In the blog post Denmark: Competitiveness challenges we found slow productivity growth as well as high and rising wage costs among the major hurdles for the future of the Danish economy.
What does the National Reform Programme (NRP) tell us about growth-enhancing structural reforms in Denmark?
The Danish Government's NRP in English:
Denmark's National Reform Programme (May 2011; 67 pages)
The more people work, the more they pay taxes and social contributions. This is good for the budget balance, especially when the demand for social benefits decreases when people move into employment. The ”work first” principle of the Swedish government guides decisions not only on taxes and benefits, but practically every aspect of government policy.
The more successful societies seem able to mobilise more talent than the governments in the less competitive countries. Participation by women and real retirement ages are obvious factors, as are youth, people with an immigration background, the unemployed and various marginal groups.
Denmark is well known for its flexicurity model, but the government of the day promised further reforms in order to reach an employment rate of 80 per cent among 20-64 year olds by 2020 (page 14).

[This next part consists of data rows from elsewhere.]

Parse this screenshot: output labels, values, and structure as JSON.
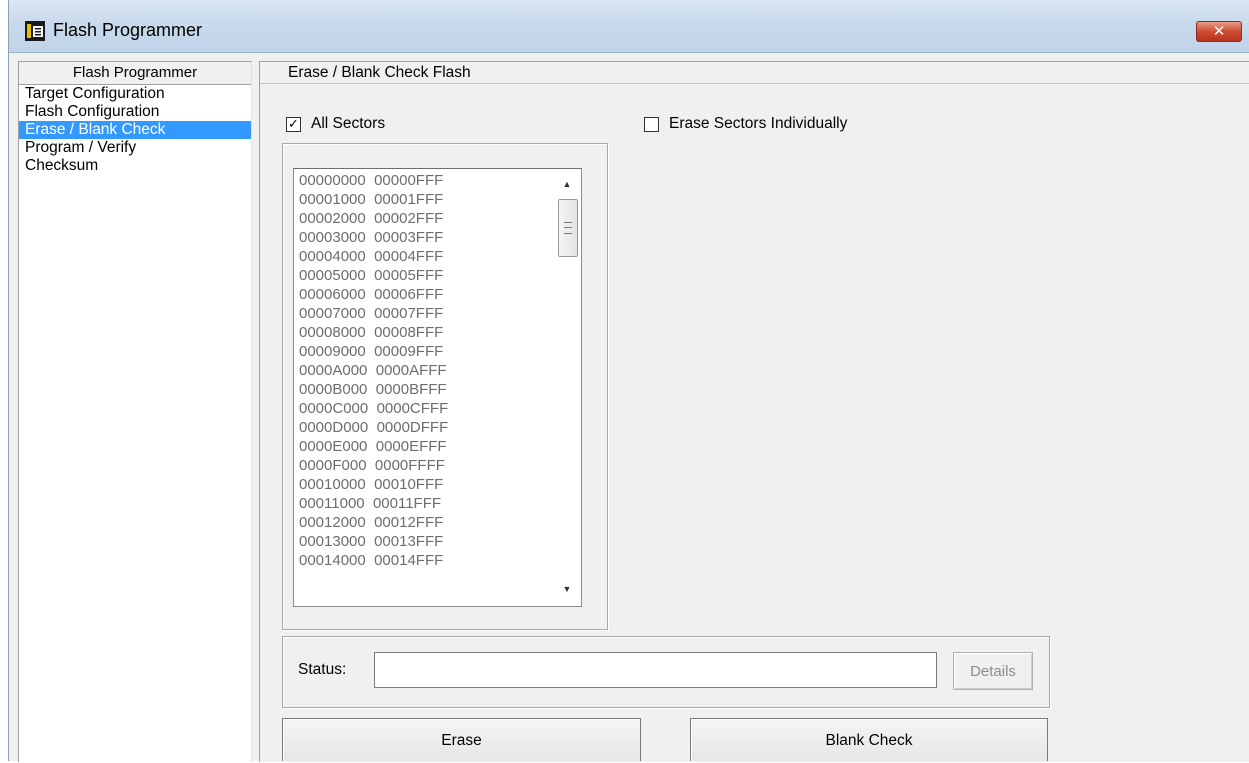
{
  "window": {
    "title": "Flash Programmer",
    "close_label": "✕"
  },
  "nav": {
    "header": "Flash Programmer",
    "items": [
      {
        "label": "Target Configuration"
      },
      {
        "label": "Flash Configuration"
      },
      {
        "label": "Erase / Blank Check",
        "selected": true
      },
      {
        "label": "Program / Verify"
      },
      {
        "label": "Checksum"
      }
    ]
  },
  "panel": {
    "header": "Erase / Blank Check Flash",
    "all_sectors": {
      "label": "All Sectors",
      "checked": true
    },
    "erase_individually": {
      "label": "Erase Sectors Individually",
      "checked": false
    },
    "sectors": [
      "00000000  00000FFF",
      "00001000  00001FFF",
      "00002000  00002FFF",
      "00003000  00003FFF",
      "00004000  00004FFF",
      "00005000  00005FFF",
      "00006000  00006FFF",
      "00007000  00007FFF",
      "00008000  00008FFF",
      "00009000  00009FFF",
      "0000A000  0000AFFF",
      "0000B000  0000BFFF",
      "0000C000  0000CFFF",
      "0000D000  0000DFFF",
      "0000E000  0000EFFF",
      "0000F000  0000FFFF",
      "00010000  00010FFF",
      "00011000  00011FFF",
      "00012000  00012FFF",
      "00013000  00013FFF",
      "00014000  00014FFF"
    ],
    "status": {
      "label": "Status:",
      "value": ""
    },
    "details_label": "Details",
    "erase_label": "Erase",
    "blank_check_label": "Blank Check"
  },
  "colors": {
    "selection": "#3399ff",
    "close_button": "#cf4d32",
    "disabled_text": "#8c8c8c"
  }
}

Denmark, like some of the other highly competitive EU member states, targets a clearly higher employment rate than the EU2020 headline target of 75 per cent.
According to Eurostat, the Danish employment rate 76.1 per cent already surpassed the EU end goal in 2010.
The European Union as a whole (EU-27), with an employment rate of 68.6 per cent, has a steep climb ahead of it to reach even the 75 per cent target by 2020.
The Danish NPR offers inspiration based on a constant stream of Initiatives to promote labour supply and employment (Box 2.1, pages 15-16).
The NPR of Denmark (page 17) found that the national efforts were in line with the Annual Growth Survey COM(2011) 11 from the European Commission, where the recommendations to mobilise the labour markets and to create job opportunities are found on the pages 5-7.
However, the AGS found that the European Union as a whole was going to miss the much lower headline goal of 75 per cent on existing trends, so there is a great need for effective labour market reforms in the EU member states.